Updated 12 July 2026 · 5 min read
Only the reviewer can change or delete their own review
A business can't edit, delete, or force a change to a customer's review — that control belongs entirely to the person who wrote it. All a business can do is ask them, once a genuine resolution has happened, whether they'd be willing to update it. There's no guarantee they will, and treating this as a request you're owed will show.
When it's actually worth asking
This only makes sense after something concrete has changed — you replaced the faulty part, corrected the billing error, resolved the service failure — not simply after you've apologised. A reviewer can tell the difference between a genuine fix and a request dressed up as one, and asking too early tends to read as pressure rather than a real check-in.
- Wait until the customer has confirmed, in their own words, that the issue is actually resolved to their satisfaction — not just that you've told them it's fixed.
- The strongest candidates are customers who've already expressed relief or thanks privately once the problem was sorted.
How to ask without pressuring them
Keep it short, personal, and clearly optional: "I'm really glad we could sort this out. If you felt it was fully resolved, we'd appreciate you updating your review to reflect that — totally understand if you'd rather leave it as it is."

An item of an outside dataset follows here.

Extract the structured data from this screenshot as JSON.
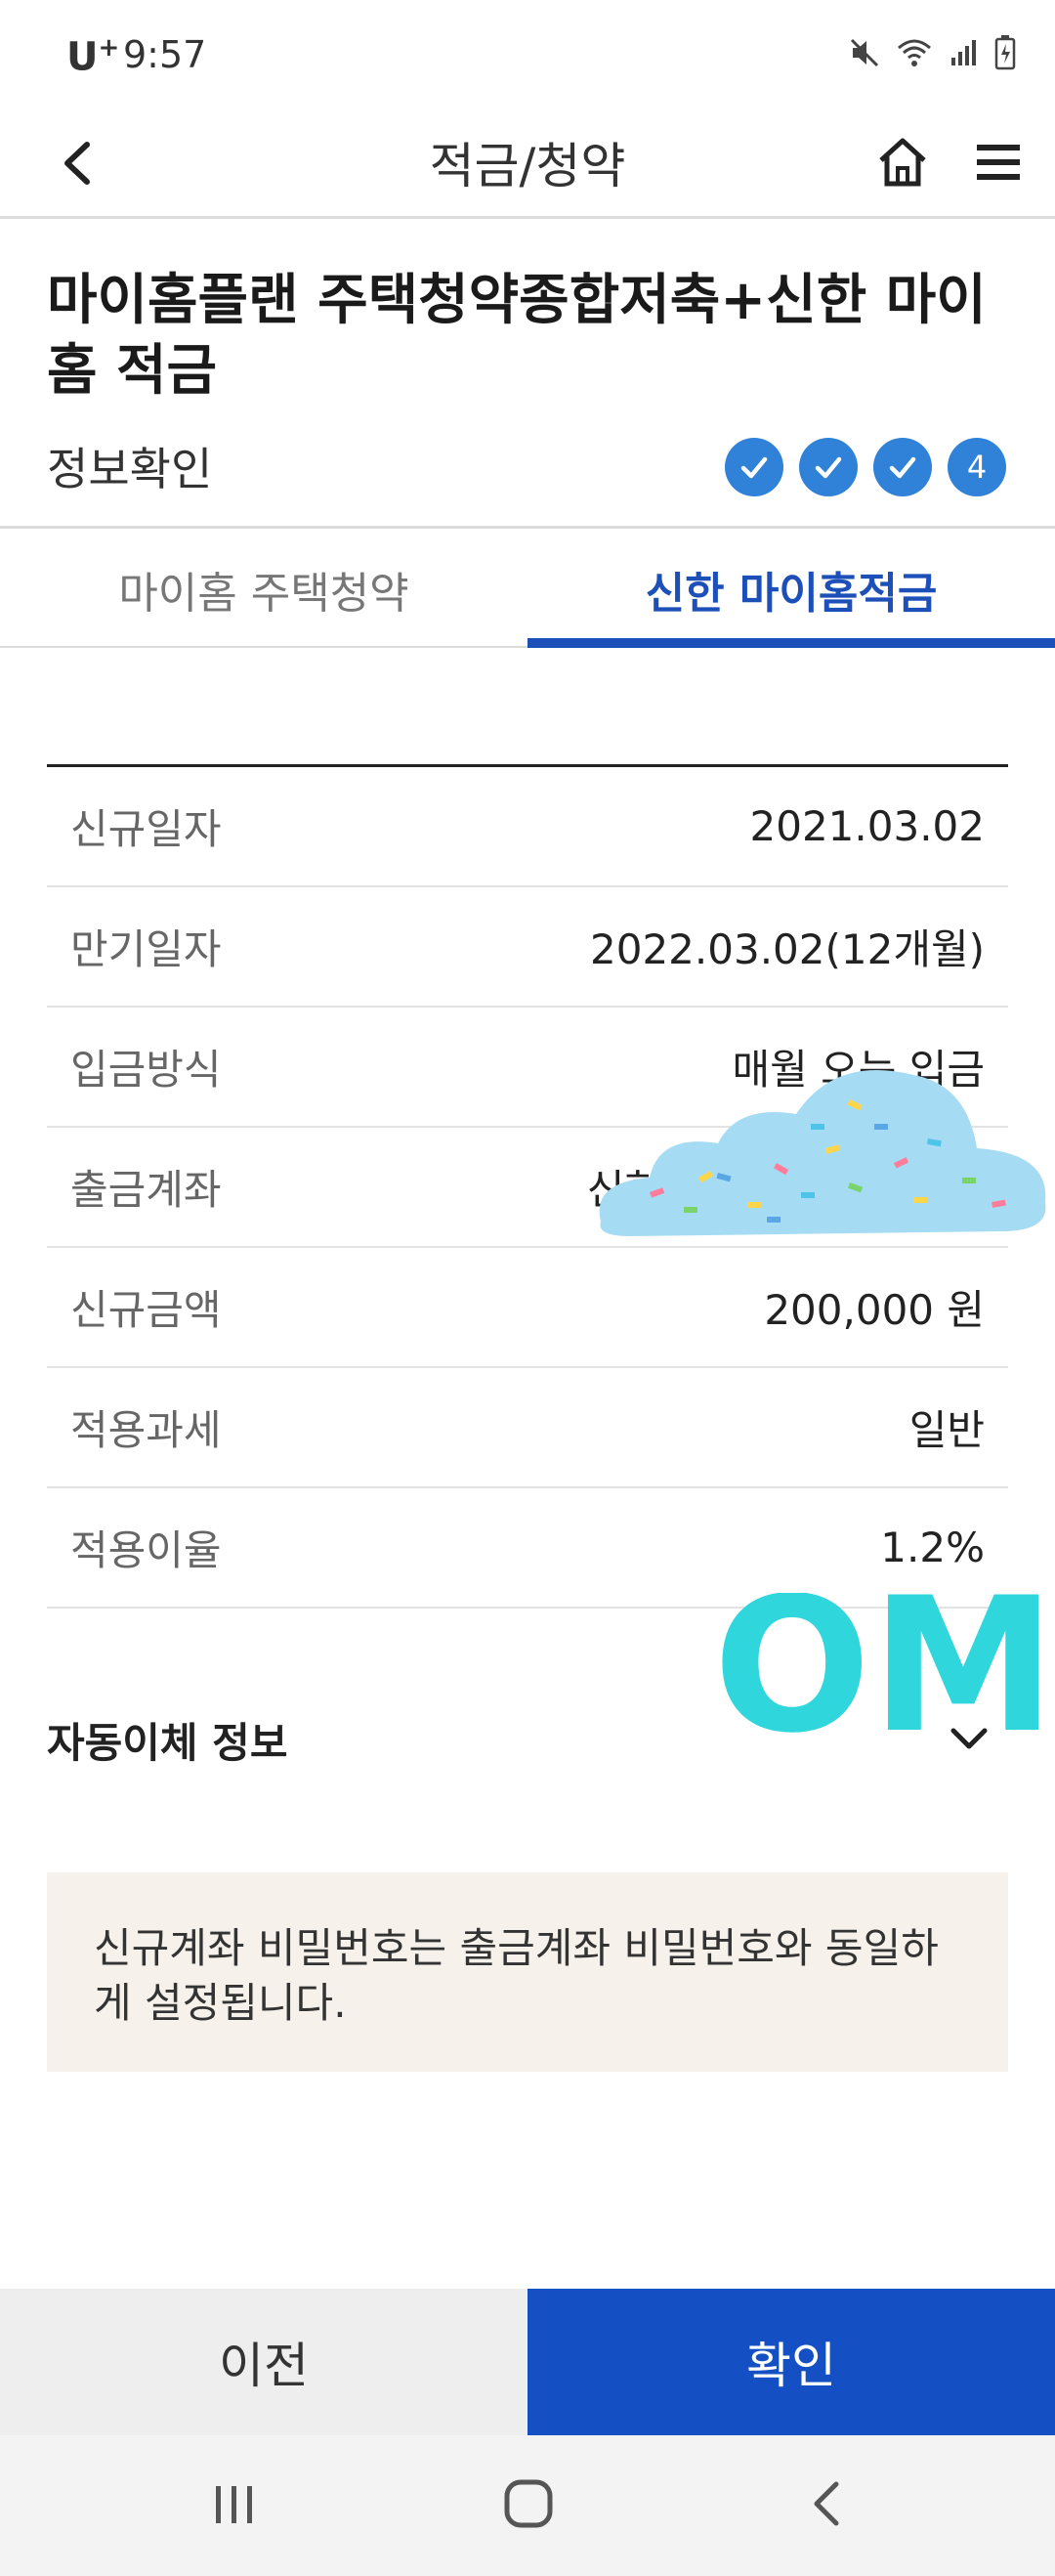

- Don't offer a discount, refund, or freebie in exchange for updating the review — that incentivises a review edit in the same way incentivising a new review does, and breaches Google's policies.
- Ask once. Following up when they don't respond turns a reasonable request into pressure.
- Make the ask personal — from whoever actually resolved the issue, not a generic automated message.
- If you send a link, send the same review link that takes them to Google, where editing their own review is straightforward on their end.
What to do if they say no, or don't reply
Respect it and move on — don't send a second or third reminder. A better use of the moment is your own public reply to the original review: note plainly what's changed since ("Since this review we've replaced the part / retrained the team / corrected the billing issue — happy to discuss further if anything's still outstanding"). Future readers get the update even if the star rating itself never moves.
A realistic sense of how often this works
Once genuinely resolved, many customers are happy to update their review — but a good number won't get around to it, and a small number won't want to regardless of the outcome. Treat this as a nice occasional win, not a metric to chase for every negative review you receive.